## Scrapely notes


https://blog.scrapinghub.com/2016/07/07/scrapely-the-brains-behind-portia-spiders/

> This approach is handy as you don’t need a well-defined HTML page. It instead relies on the order of tags on a page. Another useful feature of this approach is that Scrapely doesn’t need to find a 100% match, and instead looks for the best match. Even if the page is updated and tags are changed, Scrapely can still extract the data.

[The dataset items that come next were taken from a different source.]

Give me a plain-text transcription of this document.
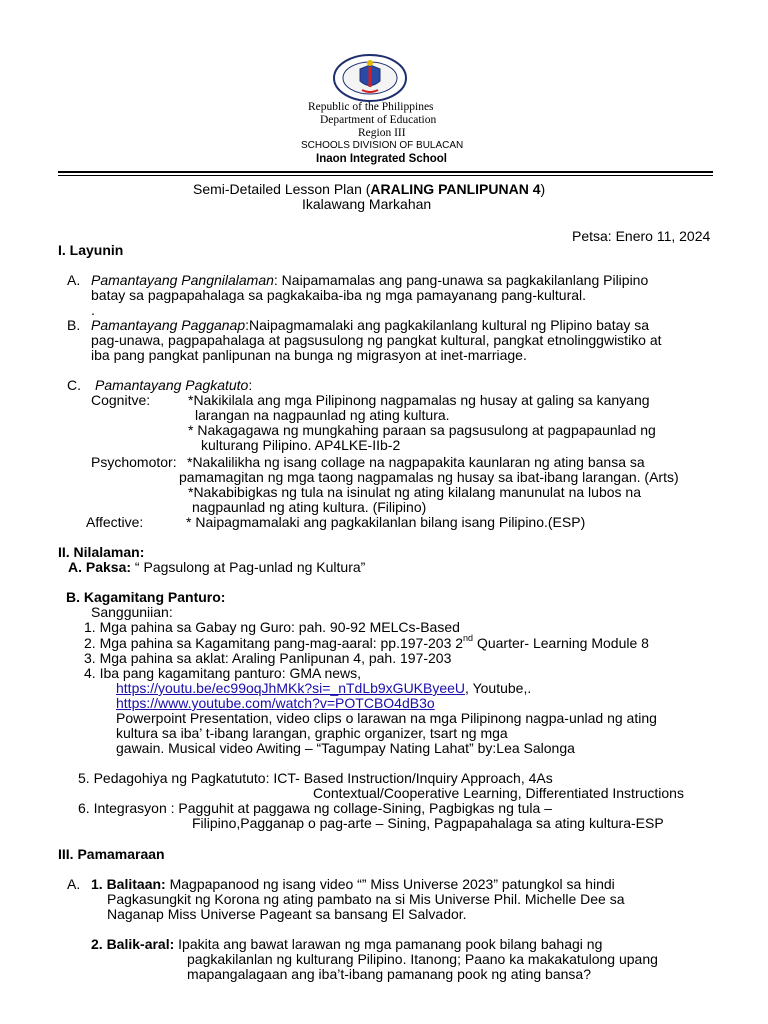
Republic of the Philippines
Department of Education
Region III
SCHOOLS DIVISION OF BULACAN
Inaon Integrated School
Semi-Detailed Lesson Plan (ARALING PANLIPUNAN 4)
Ikalawang Markahan
Petsa: Enero 11, 2024
I. Layunin
A. Pamantayang Pangnilalaman: Naipamamalas ang pang-unawa sa pagkakilanlang Pilipino
batay sa pagpapahalaga sa pagkakaiba-iba ng mga pamayanang pang-kultural.
.
B. Pamantayang Pagganap:Naipagmamalaki ang pagkakilanlang kultural ng Plipino batay sa
pag-unawa, pagpapahalaga at pagsusulong ng pangkat kultural, pangkat etnolinggwistiko at
iba pang pangkat panlipunan na bunga ng migrasyon at inet-marriage.
C. Pamantayang Pagkatuto:
Cognitve:	*Nakikilala ang mga Pilipinong nagpamalas ng husay at galing sa kanyang
larangan na nagpaunlad ng ating kultura.
* Nakagagawa ng mungkahing paraan sa pagsusulong at pagpapaunlad ng
kulturang Pilipino. AP4LKE-IIb-2
Psychomotor: *Nakalilikha ng isang collage na nagpapakita kaunlaran ng ating bansa sa
pamamagitan ng mga taong nagpamalas ng husay sa ibat-ibang larangan. (Arts)
*Nakabibigkas ng tula na isinulat ng ating kilalang manunulat na lubos na
nagpaunlad ng ating kultura. (Filipino)
Affective:	* Naipagmamalaki ang pagkakilanlan bilang isang Pilipino.(ESP)
II. Nilalaman:
A. Paksa: “ Pagsulong at Pag-unlad ng Kultura”
B. Kagamitang Panturo:
Sangguniian:
1. Mga pahina sa Gabay ng Guro: pah. 90-92 MELCs-Based
2. Mga pahina sa Kagamitang pang-mag-aaral: pp.197-203 2nd Quarter- Learning Module 8
3. Mga pahina sa aklat: Araling Panlipunan 4, pah. 197-203
4. Iba pang kagamitang panturo: GMA news,
https://youtu.be/ec99oqJhMKk?si=_nTdLb9xGUKByeeU, Youtube,.
https://www.youtube.com/watch?v=POTCBO4dB3o
Powerpoint Presentation, video clips o larawan na mga Pilipinong nagpa-unlad ng ating
kultura sa iba’ t-ibang larangan, graphic organizer, tsart ng mga
gawain. Musical video Awiting – “Tagumpay Nating Lahat” by:Lea Salonga
5. Pedagohiya ng Pagkatututo: ICT- Based Instruction/Inquiry Approach, 4As
Contextual/Cooperative Learning, Differentiated Instructions
6. Integrasyon : Pagguhit at paggawa ng collage-Sining, Pagbigkas ng tula –
Filipino,Pagganap o pag-arte – Sining, Pagpapahalaga sa ating kultura-ESP
III. Pamamaraan
A. 1. Balitaan: Magpapanood ng isang video “” Miss Universe 2023” patungkol sa hindi
Pagkasungkit ng Korona ng ating pambato na si Mis Universe Phil. Michelle Dee sa
Naganap Miss Universe Pageant sa bansang El Salvador.
2. Balik-aral: Ipakita ang bawat larawan ng mga pamanang pook bilang bahagi ng
pagkakilanlan ng kulturang Pilipino. Itanong; Paano ka makakatulong upang
mapangalagaan ang iba’t-ibang pamanang pook ng ating bansa?
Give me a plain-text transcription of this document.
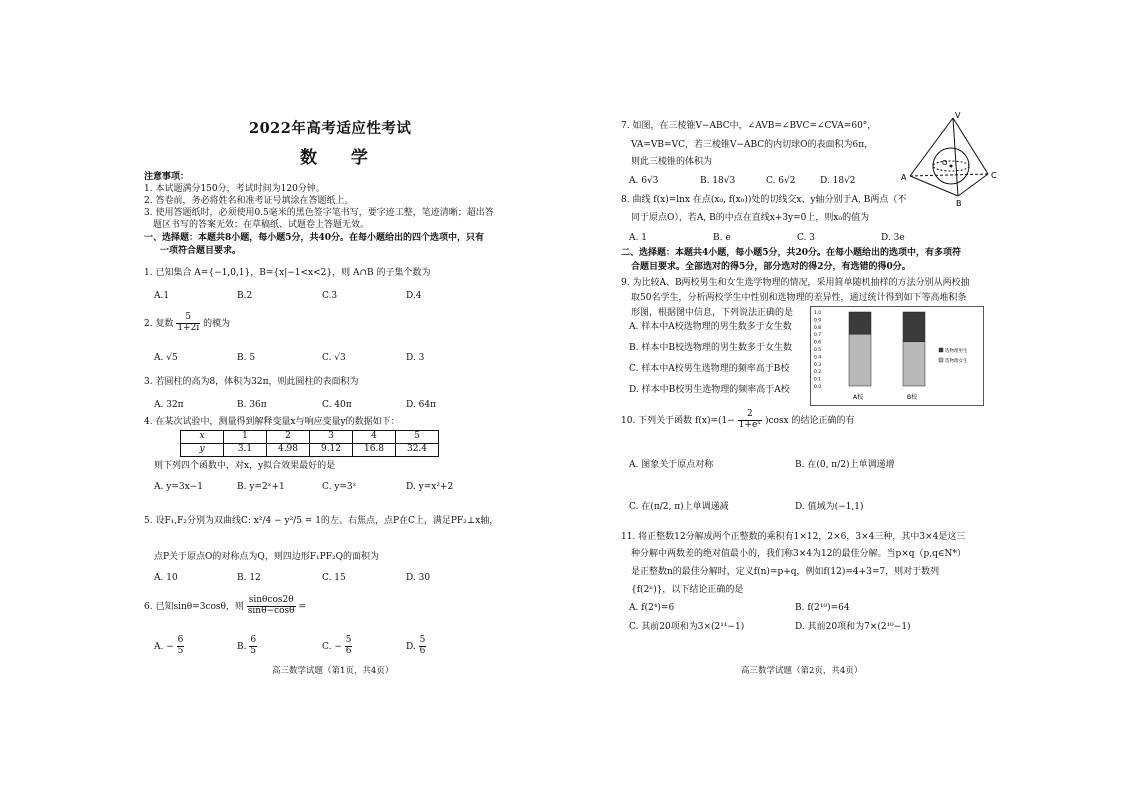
2022年高考适应性考试
数 学
注意事项：
1. 本试题满分150分，考试时间为120分钟。
2. 答卷前，务必将姓名和准考证号填涂在答题纸上。
3. 使用答题纸时，必须使用0.5毫米的黑色签字笔书写，要字迹工整，笔迹清晰；超出答
题区书写的答案无效；在草稿纸、试题卷上答题无效。
一、选择题：本题共8小题，每小题5分，共40分。在每小题给出的四个选项中，只有
一项符合题目要求。
1. 已知集合 A={−1,0,1}，B={x|−1<x<2}，则 A∩B 的子集个数为
A.1	B.2	C.3	D.4
2. 复数 $\frac{5}{1+2i}$ 的模为
A. √5	B. 5	C. √3	D. 3
3. 若圆柱的高为8，体积为32π，则此圆柱的表面积为
A. 32π	B. 36π	C. 40π	D. 64π
4. 在某次试验中，测量得到解释变量x与响应变量y的数据如下：
x	1	2	3	4	5
y	3.1	4.98	9.12	16.8	32.4
则下列四个函数中，对x，y拟合效果最好的是
A. y=3x−1	B. y=2ˣ+1	C. y=3ˣ	D. y=x²+2
5. 设F₁,F₂分别为双曲线C: x²/4 − y²/5 = 1的左、右焦点，点P在C上，满足PF₂⊥x轴，
点P关于原点O的对称点为Q，则四边形F₁PF₂Q的面积为
A. 10	B. 12	C. 15	D. 30
6. 已知sinθ=3cosθ，则 $\frac{\sin\theta\cos 2\theta}{\sin\theta-\cos\theta}$ =
A. − $\frac{6}{5}$	B. $\frac{6}{5}$	C. − $\frac{5}{6}$	D. $\frac{5}{6}$
高三数学试题（第1页，共4页）
7. 如图，在三棱锥V−ABC中，∠AVB=∠BVC=∠CVA=60°，
VA=VB=VC，若三棱锥V−ABC的内切球O的表面积为6π，
则此三棱锥的体积为
A. 6√3	B. 18√3	C. 6√2	D. 18√2
V
A
B
C
O
8. 曲线 f(x)=lnx 在点(x₀, f(x₀))处的切线交x、y轴分别于A, B两点（不
同于原点O），若A, B的中点在直线x+3y=0上，则x₀的值为
A. 1	B. e	C. 3	D. 3e
二、选择题：本题共4小题，每小题5分，共20分。在每小题给出的选项中，有多项符
合题目要求。全部选对的得5分，部分选对的得2分，有选错的得0分。
9. 为比较A、B两校男生和女生选学物理的情况，采用简单随机抽样的方法分别从两校抽
取50名学生，分析两校学生中性别和选物理的差异性，通过统计得到如下等高堆积条
形图，根据图中信息，下列说法正确的是
A. 样本中A校选物理的男生数多于女生数
B. 样本中B校选物理的男生数多于女生数
C. 样本中A校男生选物理的频率高于B校
D. 样本中B校男生选物理的频率高于A校
1.0
0.9
0.8
0.7
0.6
0.5
0.4
0.3
0.2
0.1
0.0
A校	B校
选物理男生
选物理女生
10. 下列关于函数 $f(x)=(1- \frac{2}{\text{1+eˣ}} )\cos x$ 的结论正确的有
A. 图象关于原点对称	B. 在(0, π/2)上单调递增
C. 在(π/2, π)上单调递减	D. 值域为(−1,1)
11. 将正整数12分解成两个正整数的乘积有1×12，2×6，3×4三种，其中3×4是这三
种分解中两数差的绝对值最小的，我们称3×4为12的最佳分解。当p×q（p,q∈N*）
是正整数n的最佳分解时，定义f(n)=p+q，例如f(12)=4+3=7，则对于数列
{f(2ⁿ)}，以下结论正确的是
A. f(2⁴)=6	B. f(2¹⁰)=64
C. 其前20项和为3×(2¹¹−1)	D. 其前20项和为7×(2¹⁰−1)
高三数学试题（第2页，共4页）
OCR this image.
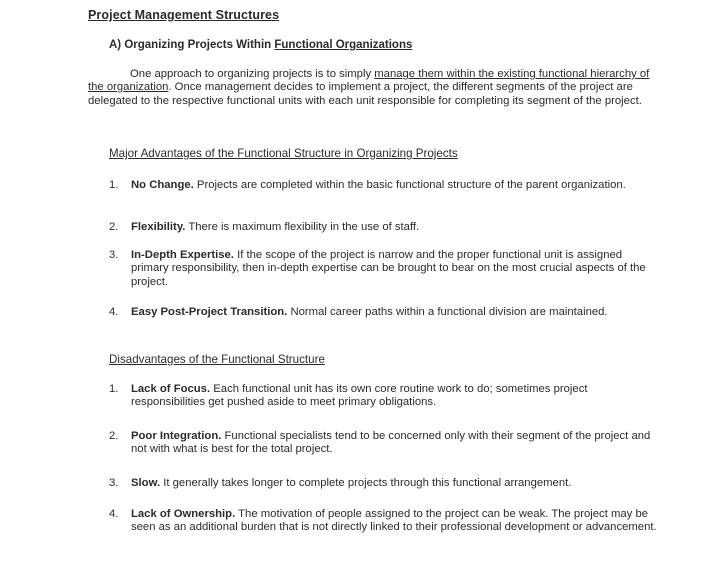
Project Management Structures
A) Organizing Projects Within Functional Organizations

One approach to organizing projects is to simply manage them within the existing functional hierarchy of the organization. Once management decides to implement a project, the different segments of the project are delegated to the respective functional units with each unit responsible for completing its segment of the project.

Major Advantages of the Functional Structure in Organizing Projects
1. No Change. Projects are completed within the basic functional structure of the parent organization.
2. Flexibility. There is maximum flexibility in the use of staff.
3. In-Depth Expertise. If the scope of the project is narrow and the proper functional unit is assigned primary responsibility, then in-depth expertise can be brought to bear on the most crucial aspects of the project.
4. Easy Post-Project Transition. Normal career paths within a functional division are maintained.
Disadvantages of the Functional Structure
1. Lack of Focus. Each functional unit has its own core routine work to do; sometimes project responsibilities get pushed aside to meet primary obligations.
2. Poor Integration. Functional specialists tend to be concerned only with their segment of the project and not with what is best for the total project.
3. Slow. It generally takes longer to complete projects through this functional arrangement.
4. Lack of Ownership. The motivation of people assigned to the project can be weak. The project may be seen as an additional burden that is not directly linked to their professional development or advancement.
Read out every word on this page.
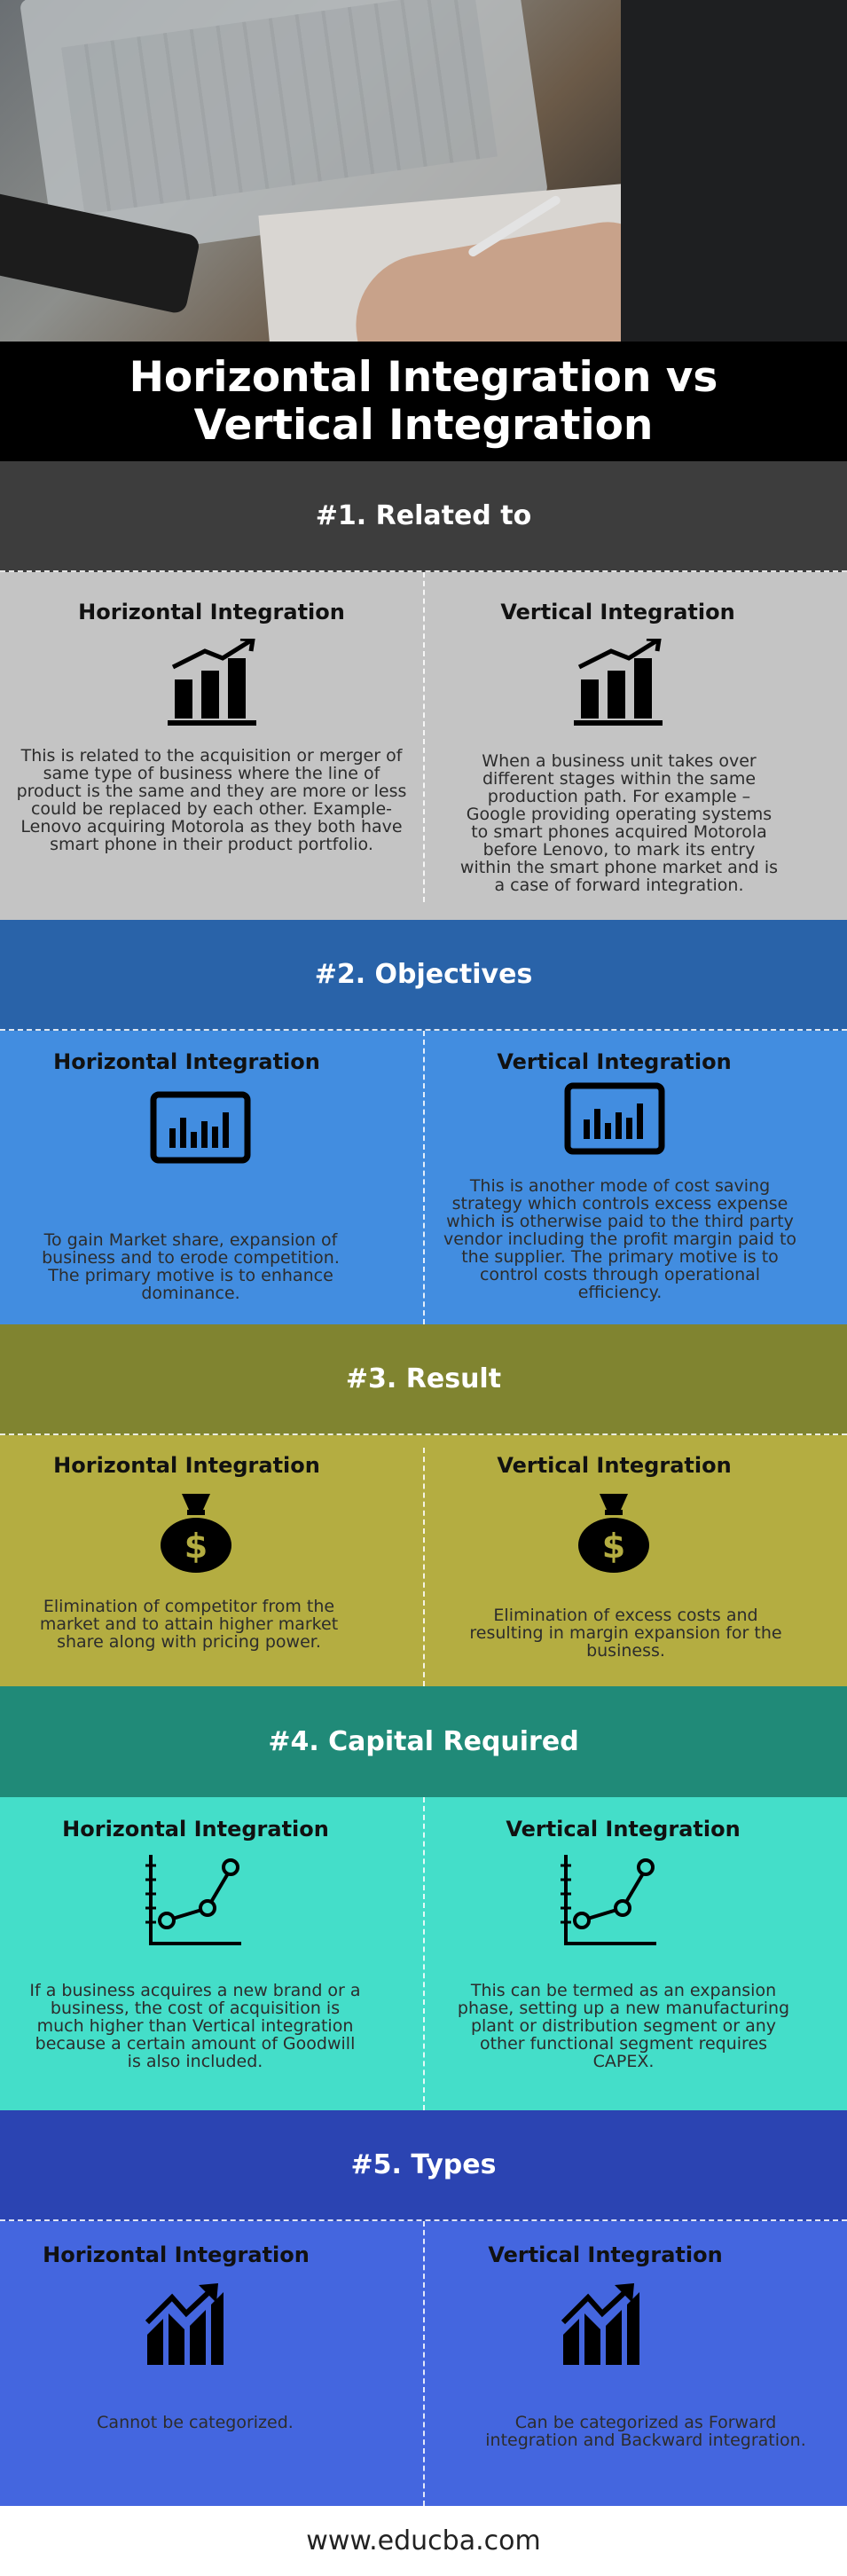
Horizontal Integration vs Vertical Integration
#1. Related to
Horizontal Integration
This is related to the acquisition or merger of same type of business where the line of product is the same and they are more or less could be replaced by each other. Example- Lenovo acquiring Motorola as they both have smart phone in their product portfolio.
Vertical Integration
When a business unit takes over different stages within the same production path. For example – Google providing operating systems to smart phones acquired Motorola before Lenovo, to mark its entry within the smart phone market and is a case of forward integration.
#2. Objectives
Horizontal Integration
To gain Market share, expansion of business and to erode competition. The primary motive is to enhance dominance.
Vertical Integration
This is another mode of cost saving strategy which controls excess expense which is otherwise paid to the third party vendor including the profit margin paid to the supplier. The primary motive is to control costs through operational efficiency.
#3. Result
Horizontal Integration
$
Elimination of competitor from the market and to attain higher market share along with pricing power.
Vertical Integration
$
Elimination of excess costs and resulting in margin expansion for the business.
#4. Capital Required
Horizontal Integration
If a business acquires a new brand or a business, the cost of acquisition is much higher than Vertical integration because a certain amount of Goodwill is also included.
Vertical Integration
This can be termed as an expansion phase, setting up a new manufacturing plant or distribution segment or any other functional segment requires CAPEX.
#5. Types
Horizontal Integration
Cannot be categorized.
Vertical Integration
Can be categorized as Forward integration and Backward integration.
www.educba.com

* Support partial match. Strict with false positive; prone to false negative.

Other observations:

* Infinite scroll creates another barrier to download and parse article-by-article.


## Meta data

In [3]:
from scrapely import Scraper

In [17]:
s = Scraper()
training_url = 'http://www.bbc.co.uk/zhongwen/simp/chinese_news/2012/12/121210_hongkong_politics.shtml'
training_data = {'title': '港特首梁振英就住宅违建事件道歉', 
                 'date': '2012年12月10日'}
s.train(training_url, training_data)

In [18]:
testing_url = 'http://www.bbc.com/zhongwen/simp/chinese_news/2012/12/121206_hongkong_illegal_structure.shtml'
s.scrape(testing_url)

[{'date': ['更新时间'], 'title': ['梁振英定下出席违建事件质询日期']}]

## Body

In [19]:
s = Scraper()
training_url = 'http://www.bbc.co.uk/zhongwen/simp/chinese_news/2012/12/121210_hongkong_politics.shtml'
training_data = {'title': '港特首梁振英就住宅违建事件道歉', 
                 'body': '梁振英说，其位于太平山山顶的住宅内的违建部分大都不是由他所建，此前没有马上公开交待和处理，是因为律师意见认为司法程序仍在进行，他不应评论'}
s.train(training_url, training_data)

testing_url = 'http://www.bbc.com/zhongwen/simp/chinese_news/2012/12/121206_hongkong_illegal_structure.shtml'
s.scrape(testing_url)

[{'body': ['港府落实行政长官梁振英出席立法会答问大会，就其大宅的违章建筑问题（香港称僭建）接受质询的时间。</p>\n                     <p>香港立法会内务委员会主席梁君彦星期四（12月6日）在与政务司司长林郑月娥会面后宣布，梁振英将于下星期一（10日）到立法会答辩。</p>\n                     <p>梁振英此前承认参选前就知道住宅的违建问题，引发政界人士质疑其诚信。</p>\n                     <p>香港媒体分析说，梁振英将能赶及在民主党下星期三（12日）对他提出不信任动议之前回应违建事件。'],
  'title': ['梁振英定下出席违建事件质询日期']}]

In [25]:
s = Scraper()
training_url = 'http://www.bbc.co.uk/zhongwen/simp/chinese_news/2012/12/121210_hongkong_politics.shtml'
training_data = {'title': '港特首梁振英就住宅违建事件道歉', 
                 'body': '民主党星期四公布的民调报告称，约58%的受访民众认为梁振英在违建事件上隐瞒了实情，23%认为他没有隐瞒；40%受访者支持对梁振英提出不信任动议，33%反对'}
s.train(training_url, training_data)

testing_url = 'http://www.bbc.com/zhongwen/simp/chinese_news/2012/12/121206_hongkong_illegal_structure.shtml'
s.scrape(testing_url)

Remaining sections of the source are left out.